L'impiego del capitale sociale deve esser fatto nei modi seguenti:
a) in titoli emessi o garantiti dallo Stato italiano;
b) in cartelle di istituti o società nazionali di credito fondiario;
c) in titoli di prestiti dei comuni e delle provincie;
d) in depositi presso le casse di risparmio postali o presso le casse di risparmio ordinarie;
e) in azioni di locali società cooperative di credito o di previdenza o in mutui a locali casse cooperative di prestiti limitatamente ad un centesimo del patrimonio sociale; f) in mutui ipotecari sopra immobili urbani o fondi rustici sino a 2/3 del loro valore per non oltre cinque anni, e limitatamente ad 1/20 del patrimonio sociale.
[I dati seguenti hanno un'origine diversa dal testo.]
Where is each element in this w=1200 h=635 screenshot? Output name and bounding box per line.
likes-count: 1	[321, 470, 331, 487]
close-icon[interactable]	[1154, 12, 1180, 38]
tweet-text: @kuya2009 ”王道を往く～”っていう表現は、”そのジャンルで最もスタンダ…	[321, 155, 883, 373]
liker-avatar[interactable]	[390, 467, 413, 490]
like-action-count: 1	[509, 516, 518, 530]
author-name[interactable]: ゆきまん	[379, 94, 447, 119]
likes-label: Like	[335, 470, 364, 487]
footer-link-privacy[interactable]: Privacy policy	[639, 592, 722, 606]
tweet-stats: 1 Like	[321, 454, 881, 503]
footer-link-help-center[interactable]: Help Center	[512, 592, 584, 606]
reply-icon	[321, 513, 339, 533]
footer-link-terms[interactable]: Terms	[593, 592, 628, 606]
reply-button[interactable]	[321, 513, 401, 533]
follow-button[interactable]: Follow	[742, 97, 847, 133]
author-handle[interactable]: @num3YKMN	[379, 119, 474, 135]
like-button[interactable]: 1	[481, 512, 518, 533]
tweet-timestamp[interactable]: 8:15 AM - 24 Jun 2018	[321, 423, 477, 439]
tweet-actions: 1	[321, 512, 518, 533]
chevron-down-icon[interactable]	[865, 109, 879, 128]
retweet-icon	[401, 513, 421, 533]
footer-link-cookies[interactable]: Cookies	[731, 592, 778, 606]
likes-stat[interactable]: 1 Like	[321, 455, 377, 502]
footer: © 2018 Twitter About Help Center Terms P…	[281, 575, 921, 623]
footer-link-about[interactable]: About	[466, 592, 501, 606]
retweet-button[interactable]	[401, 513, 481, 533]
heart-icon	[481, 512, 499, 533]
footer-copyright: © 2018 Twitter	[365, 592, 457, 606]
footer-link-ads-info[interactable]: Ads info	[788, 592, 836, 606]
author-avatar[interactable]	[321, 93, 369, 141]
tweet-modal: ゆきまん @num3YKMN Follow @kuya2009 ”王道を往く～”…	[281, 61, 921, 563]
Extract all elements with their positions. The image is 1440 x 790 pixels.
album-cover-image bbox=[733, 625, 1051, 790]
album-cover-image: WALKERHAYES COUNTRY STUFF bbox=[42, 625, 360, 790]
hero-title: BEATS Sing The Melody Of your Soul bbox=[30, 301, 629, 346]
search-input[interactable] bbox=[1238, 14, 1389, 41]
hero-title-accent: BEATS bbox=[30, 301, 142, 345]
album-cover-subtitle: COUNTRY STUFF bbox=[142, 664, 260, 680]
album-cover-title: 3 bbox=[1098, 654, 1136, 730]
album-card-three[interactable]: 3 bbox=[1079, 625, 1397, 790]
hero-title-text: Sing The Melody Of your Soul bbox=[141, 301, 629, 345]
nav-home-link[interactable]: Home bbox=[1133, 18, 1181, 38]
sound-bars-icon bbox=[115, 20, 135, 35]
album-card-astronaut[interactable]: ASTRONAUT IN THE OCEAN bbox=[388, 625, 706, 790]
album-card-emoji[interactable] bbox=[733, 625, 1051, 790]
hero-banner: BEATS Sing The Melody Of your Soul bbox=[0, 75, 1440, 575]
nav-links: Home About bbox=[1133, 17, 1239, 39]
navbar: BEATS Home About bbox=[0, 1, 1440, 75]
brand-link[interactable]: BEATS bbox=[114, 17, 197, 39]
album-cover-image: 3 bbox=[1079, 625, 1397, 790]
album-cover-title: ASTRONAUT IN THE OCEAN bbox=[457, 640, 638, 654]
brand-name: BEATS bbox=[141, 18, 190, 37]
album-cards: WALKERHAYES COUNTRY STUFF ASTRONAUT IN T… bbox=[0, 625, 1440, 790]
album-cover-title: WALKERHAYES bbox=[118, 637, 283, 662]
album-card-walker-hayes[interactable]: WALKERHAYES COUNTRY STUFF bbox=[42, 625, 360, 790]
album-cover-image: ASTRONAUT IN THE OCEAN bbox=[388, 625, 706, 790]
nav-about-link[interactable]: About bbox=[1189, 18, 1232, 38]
Nel caso che la società divenga proprietaria di immobili per causa di successione, donazione od espropriazione, dovrà compiere la vendita dei medesimi entro cinque anni dall'acquisto.
Fra gli immobili, di cui nel presente articolo, non sono compresi quelli destinati a sede o agli scopi della società.
Custodia dei valori sociali.
La custodia del denaro, dei valori sociali e delle polizze di deposito o di credito in genere, è affidata al tesoriere sociale.
Storico versioni
Questo articolo non ha mai subito modificazioni dalla sua pubblicazione.